Anleihen Finder: Sehr geehrter Herr Meyer zu Schwabedissen, die BaFin hat unlängst auf „unseriöse Anleihen- und Aktien-Kaufangebote“ reagiert und Verbraucher davor ausdrücklich gewarnt. Am KMU-Anleihemarkt gab es in der Vergangenheit des Öfteren solche Angebote. An dieser Warnung der BaFin sind Sie nicht ganz unbeteiligt, wie lief das ab?

Gustav Meyer zu Schwabedissen (MzS)

MzS: Wir haben Anfang des Jahres wegen eines solchen unseriösen Angebots im Auftrag der KFM Deutsche Mittelstand AG eine Anzeige wegen Marktmanipulation bei der BaFin erstattet. Insofern begrüßen wir natürlich, dass die BaFin das Thema aufgegriffen hat und durch ihre Warnhinweise versucht, die Öffentlichkeit für die Problematik zu sensibilisieren. Inwieweit unsere Anzeige dazu beigetragen hat, dass die BaFin jetzt diesen Schritt gegangen ist, können wir natürlich nicht beurteilen.


Anleihen Finder:  Sehr geehrter Friedrich, wie bewerten Sie die Verbraucherschutzwarnung der BaFin in Bezug auf solche dubiosen Angebote?

„Dem Leser wird ein Leitfaden an die Hand gegeben“

Hans-Jürgen Friedrich (HJF)

HJF: Die Verbraucherschutzwarnung der Bafin ist meiner Meinung eine wichtige Hilfestellung zu öffentlichen Kauf- oder Tauschangeboten für im Freiverkehr gehandelte Aktien, Anleihen oder andere Wertpapiere. In dem Newsletter der BaFin werden sowohl die Unterschiede und deren Rechtsgrundlagen als auch Handlungsempfehlungen detailliert dargelegt. Darüber hinaus erhält der Leser Tipps für Anleger, wie er sich bei solchen Angeboten verhalten sollte. Zusätzlich werden weitere Informationsquellen genannt, die mit einem Link in dem Newsletter aufgerufen werden können. Dem Leser wird ein Leitfaden an die Hand gegeben, mit dem er leichter seriöse von unseriösen Angeboten unterscheiden kann.

Anleihen Finder:  Herr Meyer von Schwabedissen, wie können Anleger feststellen, ob ein Kauf- oder Tauschangebot dem Wertpapiererwerbs- und Übernahmegesetz (WpÜG) unterliegt?

MzS: Zum einen nennt die nun erfolgte Veröffentlichung der BaFin Aspekte, die ein Anleger prüfen kann.
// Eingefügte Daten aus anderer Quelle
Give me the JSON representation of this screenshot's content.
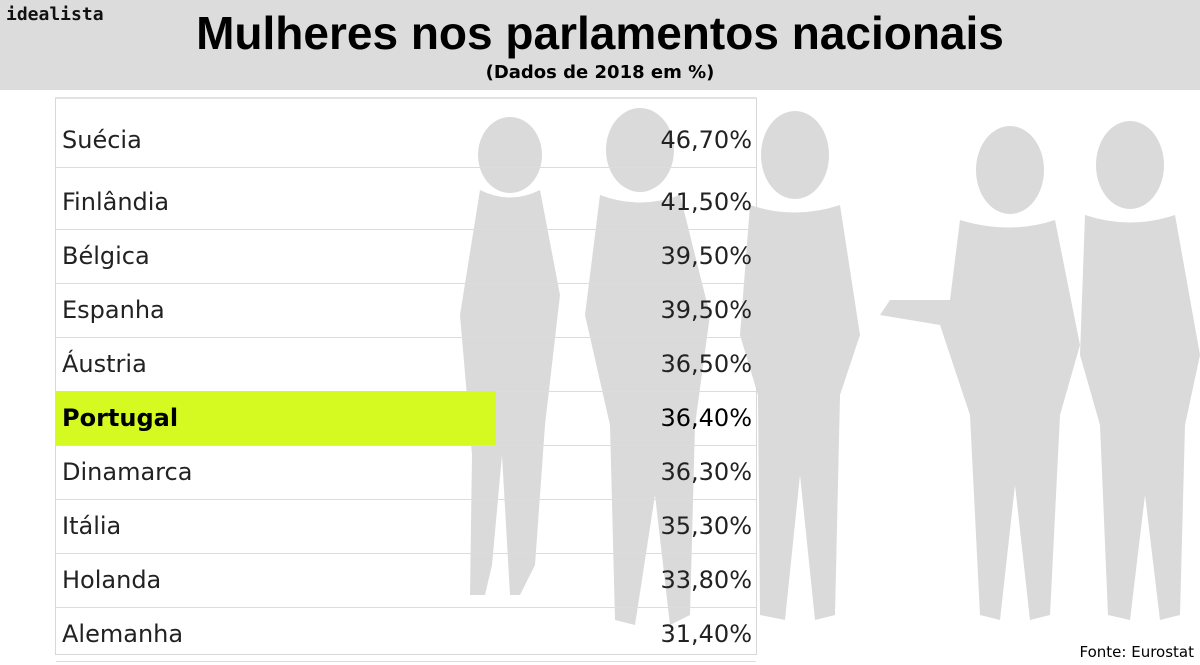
{
  "brand": "idealista",
  "source": "Fonte: Eurostat",
  "colors": {
    "highlight": "#d4fa21",
    "header_bg": "#dcdcdc",
    "silhouette": "#d9d9d9"
  },
  "chart_data": {
    "type": "table",
    "title": "Mulheres nos parlamentos nacionais",
    "subtitle": "(Dados de 2018 em %)",
    "highlighted": "Portugal",
    "rows": [
      {
        "country": "Suécia",
        "value": 46.7,
        "label": "46,70%"
      },
      {
        "country": "Finlândia",
        "value": 41.5,
        "label": "41,50%"
      },
      {
        "country": "Bélgica",
        "value": 39.5,
        "label": "39,50%"
      },
      {
        "country": "Espanha",
        "value": 39.5,
        "label": "39,50%"
      },
      {
        "country": "Áustria",
        "value": 36.5,
        "label": "36,50%"
      },
      {
        "country": "Portugal",
        "value": 36.4,
        "label": "36,40%"
      },
      {
        "country": "Dinamarca",
        "value": 36.3,
        "label": "36,30%"
      },
      {
        "country": "Itália",
        "value": 35.3,
        "label": "35,30%"
      },
      {
        "country": "Holanda",
        "value": 33.8,
        "label": "33,80%"
      },
      {
        "country": "Alemanha",
        "value": 31.4,
        "label": "31,40%"
      }
    ]
  }
}
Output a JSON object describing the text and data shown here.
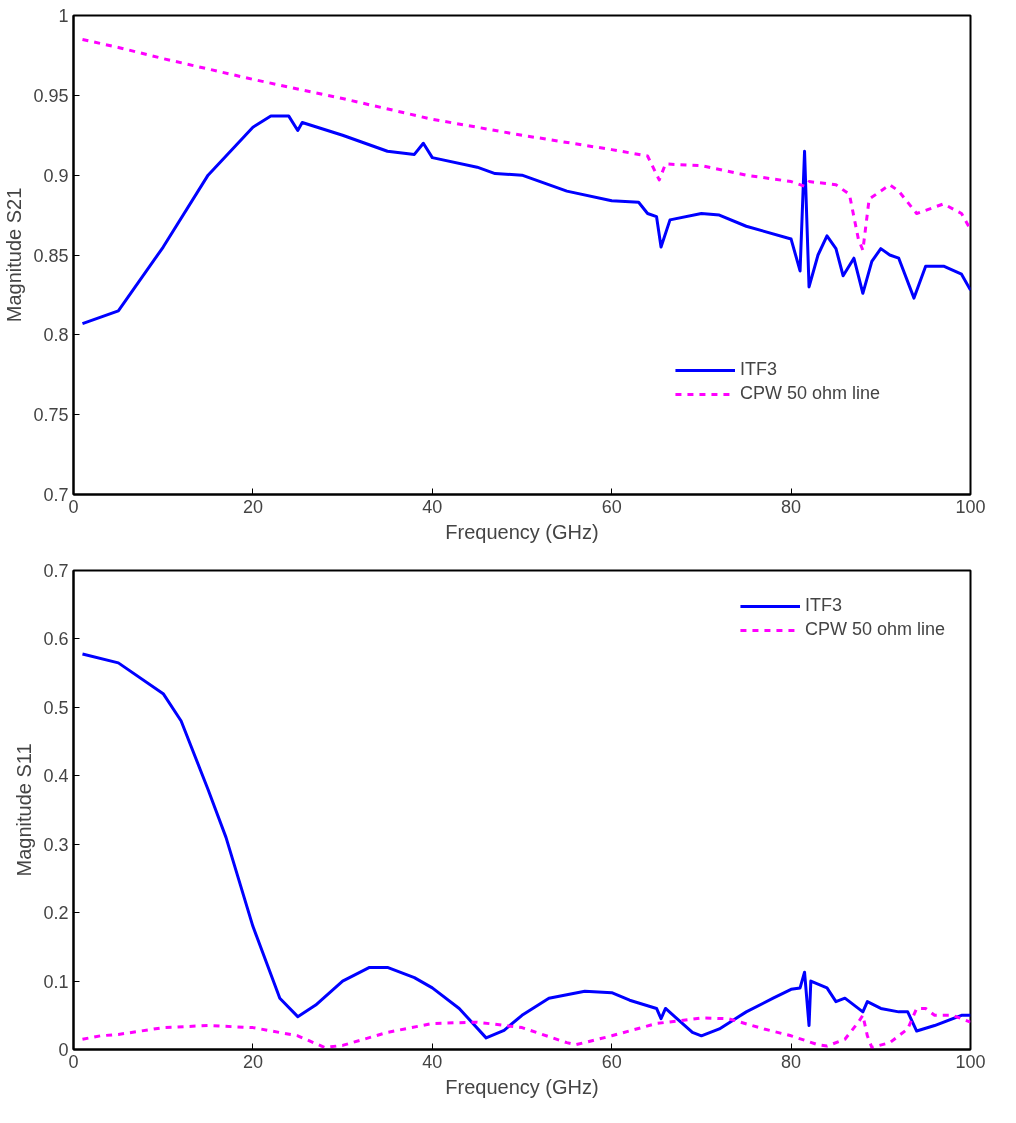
{
  "chart_data": [
    {
      "type": "line",
      "xlabel": "Frequency (GHz)",
      "ylabel": "Magnitude S21",
      "xlim": [
        0,
        100
      ],
      "ylim": [
        0.7,
        1
      ],
      "xticks": [
        0,
        20,
        40,
        60,
        80,
        100
      ],
      "yticks": [
        0.7,
        0.75,
        0.8,
        0.85,
        0.9,
        0.95,
        1
      ],
      "grid": false,
      "legend": "bottom right",
      "series": [
        {
          "name": "ITF3",
          "color": "#0000ff",
          "line_style": "solid",
          "x": [
            1,
            5,
            10,
            15,
            20,
            22,
            24,
            25,
            25.5,
            30,
            35,
            38,
            39,
            40,
            45,
            47,
            50,
            55,
            60,
            63,
            64,
            65,
            65.5,
            66.5,
            70,
            72,
            75,
            80,
            81,
            81.5,
            82,
            83,
            84,
            85,
            85.8,
            87,
            88,
            89,
            90,
            91,
            92,
            93.7,
            95,
            97,
            99,
            100
          ],
          "values": [
            0.807,
            0.815,
            0.855,
            0.9,
            0.93,
            0.937,
            0.937,
            0.928,
            0.933,
            0.925,
            0.915,
            0.913,
            0.92,
            0.911,
            0.905,
            0.901,
            0.9,
            0.89,
            0.884,
            0.883,
            0.876,
            0.874,
            0.855,
            0.872,
            0.876,
            0.875,
            0.868,
            0.86,
            0.84,
            0.915,
            0.83,
            0.85,
            0.862,
            0.854,
            0.837,
            0.848,
            0.826,
            0.846,
            0.854,
            0.85,
            0.848,
            0.823,
            0.843,
            0.843,
            0.838,
            0.828
          ]
        },
        {
          "name": "CPW 50 ohm line",
          "color": "#ff00ff",
          "line_style": "dashed",
          "x": [
            1,
            5,
            10,
            20,
            30,
            40,
            50,
            60,
            64,
            65.3,
            66,
            70,
            75,
            80,
            81.5,
            82,
            85,
            86.5,
            87.5,
            88,
            88.7,
            91,
            92,
            94,
            95,
            97,
            99,
            100
          ],
          "values": [
            0.985,
            0.98,
            0.973,
            0.96,
            0.948,
            0.935,
            0.925,
            0.916,
            0.912,
            0.897,
            0.907,
            0.906,
            0.9,
            0.896,
            0.893,
            0.896,
            0.894,
            0.888,
            0.86,
            0.853,
            0.885,
            0.894,
            0.89,
            0.876,
            0.878,
            0.882,
            0.876,
            0.866
          ]
        }
      ]
    },
    {
      "type": "line",
      "xlabel": "Frequency (GHz)",
      "ylabel": "Magnitude S11",
      "xlim": [
        0,
        100
      ],
      "ylim": [
        0,
        0.7
      ],
      "xticks": [
        0,
        20,
        40,
        60,
        80,
        100
      ],
      "yticks": [
        0,
        0.1,
        0.2,
        0.3,
        0.4,
        0.5,
        0.6,
        0.7
      ],
      "grid": false,
      "legend": "top right",
      "series": [
        {
          "name": "ITF3",
          "color": "#0000ff",
          "line_style": "solid",
          "x": [
            1,
            5,
            10,
            12,
            15,
            17,
            20,
            22,
            23,
            25,
            27,
            30,
            33,
            35,
            38,
            40,
            43,
            46,
            48,
            50,
            53,
            57,
            60,
            62,
            65,
            65.5,
            66,
            69,
            70,
            72,
            75,
            78,
            80,
            81,
            81.5,
            82,
            82.2,
            84,
            85,
            86,
            88,
            88.5,
            90,
            92,
            93,
            94,
            96,
            99,
            100
          ],
          "values": [
            0.578,
            0.565,
            0.52,
            0.48,
            0.38,
            0.31,
            0.18,
            0.11,
            0.075,
            0.048,
            0.065,
            0.1,
            0.12,
            0.12,
            0.105,
            0.09,
            0.06,
            0.017,
            0.028,
            0.05,
            0.075,
            0.085,
            0.083,
            0.072,
            0.06,
            0.045,
            0.06,
            0.025,
            0.02,
            0.03,
            0.055,
            0.075,
            0.088,
            0.09,
            0.113,
            0.035,
            0.1,
            0.09,
            0.07,
            0.075,
            0.055,
            0.07,
            0.06,
            0.055,
            0.055,
            0.027,
            0.035,
            0.05,
            0.05
          ]
        },
        {
          "name": "CPW 50 ohm line",
          "color": "#ff00ff",
          "line_style": "dashed",
          "x": [
            1,
            3,
            5,
            10,
            15,
            20,
            25,
            28,
            30,
            35,
            40,
            45,
            50,
            55,
            56,
            60,
            65,
            70,
            73,
            77,
            80,
            83,
            84,
            86,
            87.5,
            88,
            88.5,
            89,
            91,
            93,
            94,
            95,
            96,
            98,
            100
          ],
          "values": [
            0.015,
            0.02,
            0.022,
            0.032,
            0.035,
            0.032,
            0.02,
            0.003,
            0.006,
            0.025,
            0.038,
            0.04,
            0.032,
            0.01,
            0.007,
            0.02,
            0.038,
            0.046,
            0.045,
            0.03,
            0.02,
            0.007,
            0.005,
            0.015,
            0.04,
            0.05,
            0.02,
            0.003,
            0.01,
            0.03,
            0.06,
            0.06,
            0.05,
            0.05,
            0.04
          ]
        }
      ]
    }
  ]
}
Zum anderen führt die BaFin auf ihrer Webseite eine Datenbank, in der die entsprechenden Angebote aufgelistet sind. Wer sich also mit einem öffentlichen Angebot konfrontiert sieht und sich unsicher ist, um welche Art von Angebot es sich handelt, kann einfach in dieser Datenbank prüfen, ob es sich um ein Angebot nach dem WpÜG handelt.
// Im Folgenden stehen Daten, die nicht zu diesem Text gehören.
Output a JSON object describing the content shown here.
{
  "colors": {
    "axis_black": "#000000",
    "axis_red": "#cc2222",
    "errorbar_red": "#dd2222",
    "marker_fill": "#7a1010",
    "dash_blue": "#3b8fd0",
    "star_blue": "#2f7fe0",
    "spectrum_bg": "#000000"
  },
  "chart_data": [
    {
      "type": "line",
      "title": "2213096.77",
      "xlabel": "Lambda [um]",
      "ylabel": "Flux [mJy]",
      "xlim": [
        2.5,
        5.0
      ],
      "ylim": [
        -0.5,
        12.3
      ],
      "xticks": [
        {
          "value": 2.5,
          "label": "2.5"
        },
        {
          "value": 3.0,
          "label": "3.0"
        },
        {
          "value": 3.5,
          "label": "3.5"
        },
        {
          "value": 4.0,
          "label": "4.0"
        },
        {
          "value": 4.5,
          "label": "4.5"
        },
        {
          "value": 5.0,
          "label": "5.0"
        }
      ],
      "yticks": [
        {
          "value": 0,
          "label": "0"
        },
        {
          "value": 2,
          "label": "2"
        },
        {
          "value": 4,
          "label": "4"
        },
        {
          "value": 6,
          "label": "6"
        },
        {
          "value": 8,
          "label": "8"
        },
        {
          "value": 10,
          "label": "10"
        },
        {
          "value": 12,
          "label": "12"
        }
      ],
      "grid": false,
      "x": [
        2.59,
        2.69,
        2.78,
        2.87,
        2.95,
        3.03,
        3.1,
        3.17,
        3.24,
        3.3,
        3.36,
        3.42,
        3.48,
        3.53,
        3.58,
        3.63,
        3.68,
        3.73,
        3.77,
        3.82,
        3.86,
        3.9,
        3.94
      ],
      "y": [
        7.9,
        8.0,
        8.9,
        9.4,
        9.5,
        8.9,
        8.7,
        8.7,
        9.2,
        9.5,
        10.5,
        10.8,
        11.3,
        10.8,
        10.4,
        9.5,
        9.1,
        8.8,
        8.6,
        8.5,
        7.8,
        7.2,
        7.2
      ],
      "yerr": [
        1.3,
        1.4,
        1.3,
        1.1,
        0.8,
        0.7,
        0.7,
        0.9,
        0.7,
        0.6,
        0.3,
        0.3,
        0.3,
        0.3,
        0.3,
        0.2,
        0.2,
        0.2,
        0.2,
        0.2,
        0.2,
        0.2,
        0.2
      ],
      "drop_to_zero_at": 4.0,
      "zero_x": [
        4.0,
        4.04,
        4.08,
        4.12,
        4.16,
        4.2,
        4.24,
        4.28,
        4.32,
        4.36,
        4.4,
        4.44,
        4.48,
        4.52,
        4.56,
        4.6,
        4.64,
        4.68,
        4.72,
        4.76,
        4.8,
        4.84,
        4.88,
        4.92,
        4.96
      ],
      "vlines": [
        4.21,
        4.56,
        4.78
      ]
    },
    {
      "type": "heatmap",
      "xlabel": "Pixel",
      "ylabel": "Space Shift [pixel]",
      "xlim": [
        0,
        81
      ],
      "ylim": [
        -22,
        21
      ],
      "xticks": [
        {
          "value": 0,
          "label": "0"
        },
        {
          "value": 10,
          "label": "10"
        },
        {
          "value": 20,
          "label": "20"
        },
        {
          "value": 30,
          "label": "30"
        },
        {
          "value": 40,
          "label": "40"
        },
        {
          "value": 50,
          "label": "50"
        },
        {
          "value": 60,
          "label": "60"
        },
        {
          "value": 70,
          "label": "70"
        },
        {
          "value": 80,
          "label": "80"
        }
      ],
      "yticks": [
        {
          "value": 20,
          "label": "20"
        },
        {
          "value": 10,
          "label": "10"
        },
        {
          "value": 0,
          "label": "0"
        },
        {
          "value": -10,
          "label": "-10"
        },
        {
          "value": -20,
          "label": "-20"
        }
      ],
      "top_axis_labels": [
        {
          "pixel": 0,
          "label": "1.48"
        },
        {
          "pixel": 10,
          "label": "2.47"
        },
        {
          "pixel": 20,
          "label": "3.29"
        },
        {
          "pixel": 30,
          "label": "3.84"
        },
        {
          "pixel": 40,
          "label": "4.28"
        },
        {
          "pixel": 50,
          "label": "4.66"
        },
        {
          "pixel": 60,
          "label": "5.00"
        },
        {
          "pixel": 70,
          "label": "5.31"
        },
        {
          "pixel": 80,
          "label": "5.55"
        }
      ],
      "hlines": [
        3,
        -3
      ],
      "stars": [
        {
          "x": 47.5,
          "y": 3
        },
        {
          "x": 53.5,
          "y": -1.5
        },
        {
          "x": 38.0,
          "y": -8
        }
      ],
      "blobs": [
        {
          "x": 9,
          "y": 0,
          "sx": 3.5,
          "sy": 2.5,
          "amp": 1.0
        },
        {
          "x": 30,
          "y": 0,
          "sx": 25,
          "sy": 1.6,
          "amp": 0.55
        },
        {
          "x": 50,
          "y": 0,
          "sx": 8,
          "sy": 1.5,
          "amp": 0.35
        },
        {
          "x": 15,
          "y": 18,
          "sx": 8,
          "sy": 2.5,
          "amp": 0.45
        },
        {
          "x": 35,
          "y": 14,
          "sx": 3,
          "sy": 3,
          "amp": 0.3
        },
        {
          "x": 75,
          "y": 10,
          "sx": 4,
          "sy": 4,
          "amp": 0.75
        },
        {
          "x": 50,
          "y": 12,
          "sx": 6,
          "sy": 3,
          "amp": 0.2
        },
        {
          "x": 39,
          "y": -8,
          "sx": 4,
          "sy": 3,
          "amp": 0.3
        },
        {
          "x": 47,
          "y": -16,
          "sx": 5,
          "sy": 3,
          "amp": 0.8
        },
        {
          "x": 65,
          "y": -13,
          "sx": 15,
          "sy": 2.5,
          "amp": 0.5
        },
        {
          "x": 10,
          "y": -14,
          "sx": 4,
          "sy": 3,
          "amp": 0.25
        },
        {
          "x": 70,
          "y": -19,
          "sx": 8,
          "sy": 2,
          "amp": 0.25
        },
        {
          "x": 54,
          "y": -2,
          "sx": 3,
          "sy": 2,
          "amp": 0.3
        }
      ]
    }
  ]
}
Anleihen Finder:  Was raten Sie Anlegern, wenn Sie ein Angebot von Privatpersonen – wie beispielsweise im Januar geschehen – bekommen, die nicht dem WpÜG unterliegen?

„Das entscheidende Kriterium sollte der Preis sein“

MzS: Ich würde den Anlegern zur Vorsicht raten. Insbesondere sollte man sich Zeit lassen, das Angebot gründlich zu prüfen und abzuwägen. Ein, wenn nicht sogar das entscheidende Kriterium bei der Entscheidung sollte natürlich der Preis sein. Insofern bietet es sich bei Instrumenten, die an einer Börse oder vergleichbaren Einrichtung gehandelt werden, natürlich an, den aktuellen Kurs mit dem Preis zu vergleichen, den der Kaufinteressent anbietet. Liegt der Börsenkurs über dem Angebotspreis, muss sich ein Anleger schon fragen, wieso er einen niedrigeren Preis akzeptieren sollte, wenn er die Instrumente auch zu einem höheren Preis an der Börse verkaufen könnte.

Anleihen Finder:  Auf welche Kriterien sollten Anleger zudem achten und wann sollten die Alarmglocken schrillen?

MzS: Ein entscheidendes Kriterium ist wie gesagt der angebotene Preis. Liegt dieser deutlich unter dem börslich ermittelten Marktpreis, sollte man das Angebot mit einem gerüttelt Maß Skepsis prüfen und im Zweifel eher die Finger davon lassen.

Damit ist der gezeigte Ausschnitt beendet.